Se consolaba pensando que, al menos, se había salvado de aquel naufragio. Había evitado morir en trágicas circunstancias gracias a su predilección por la lectura y la escritura. Había preferido terminar sus novelas al calor del hogar antes que marcharse a investigar por las costas gallegas. Y, como bien decía su padre: nada es irresoluble, excepto la muerte, pero la propia…, no la del cónyuge.

Siguió avanzando por aquella playa de arena gris, tan gris y volátil como su propio destino.
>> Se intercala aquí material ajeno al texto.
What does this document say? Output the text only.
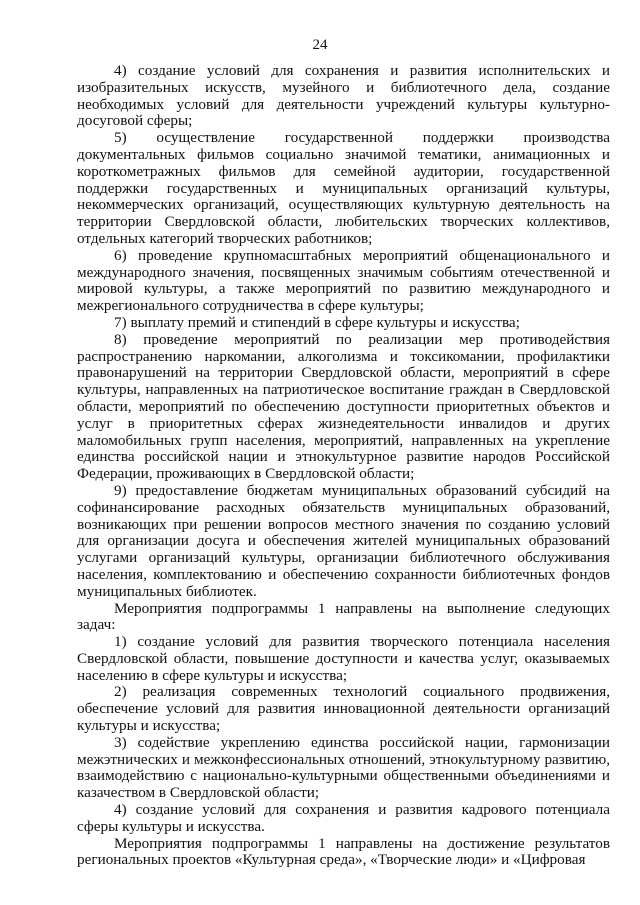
24

4) создание условий для сохранения и развития исполнительских и изобразительных искусств, музейного и библиотечного дела, создание необходимых условий для деятельности учреждений культуры культурно-досуговой сферы;

5) осуществление государственной поддержки производства документальных фильмов социально значимой тематики, анимационных и короткометражных фильмов для семейной аудитории, государственной поддержки государственных и муниципальных организаций культуры, некоммерческих организаций, осуществляющих культурную деятельность на территории Свердловской области, любительских творческих коллективов, отдельных категорий творческих работников;

6) проведение крупномасштабных мероприятий общенационального и международного значения, посвященных значимым событиям отечественной и мировой культуры, а также мероприятий по развитию международного и межрегионального сотрудничества в сфере культуры;

7) выплату премий и стипендий в сфере культуры и искусства;

8) проведение мероприятий по реализации мер противодействия распространению наркомании, алкоголизма и токсикомании, профилактики правонарушений на территории Свердловской области, мероприятий в сфере культуры, направленных на патриотическое воспитание граждан в Свердловской области, мероприятий по обеспечению доступности приоритетных объектов и услуг в приоритетных сферах жизнедеятельности инвалидов и других маломобильных групп населения, мероприятий, направленных на укрепление единства российской нации и этнокультурное развитие народов Российской Федерации, проживающих в Свердловской области;

9) предоставление бюджетам муниципальных образований субсидий на софинансирование расходных обязательств муниципальных образований, возникающих при решении вопросов местного значения по созданию условий для организации досуга и обеспечения жителей муниципальных образований услугами организаций культуры, организации библиотечного обслуживания населения, комплектованию и обеспечению сохранности библиотечных фондов муниципальных библиотек.

Мероприятия подпрограммы 1 направлены на выполнение следующих задач:

1) создание условий для развития творческого потенциала населения Свердловской области, повышение доступности и качества услуг, оказываемых населению в сфере культуры и искусства;

2) реализация современных технологий социального продвижения, обеспечение условий для развития инновационной деятельности организаций культуры и искусства;

3) содействие укреплению единства российской нации, гармонизации межэтнических и межконфессиональных отношений, этнокультурному развитию, взаимодействию с национально-культурными общественными объединениями и казачеством в Свердловской области;

4) создание условий для сохранения и развития кадрового потенциала сферы культуры и искусства.

Мероприятия подпрограммы 1 направлены на достижение результатов региональных проектов «Культурная среда», «Творческие люди» и «Цифровая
Aquel capitán la acompañó hasta una pequeña caseta en las rocas donde habían amontonado los cadáveres de los marineros ahogados. El olor al entrar en aquella estancia le recordó la volatilidad de la vida, la esencia de lo primigenio. Al igual que aquella arena a la que movía el viento gallego, el destino la movía a ella por playas sin descubrir, por lúgubres caminos por los que jamás hubiera caminado.

Buscó la cara de su destino entre aquel montón de cuerpos en descomposición y la encontró. Ahí acababa todo. Sus ojos vacíos y vidriosos significaban el fin. Maldijo su vida, su sexo y su sino. Maldijo a todos los gallegos que se agolpaban para curiosear y se quedó afónica. Los oyentes se compadecían de aquella mujer que había perdido a su marido; pero a ella su marido le daba igual, ella solo quería escribir y ese cuerpo significaba el fin de su historia. ¿O no?

–¿Hay algún taxidermista en este pueblo? –preguntó Shaleen con el hilo de voz que le quedaba.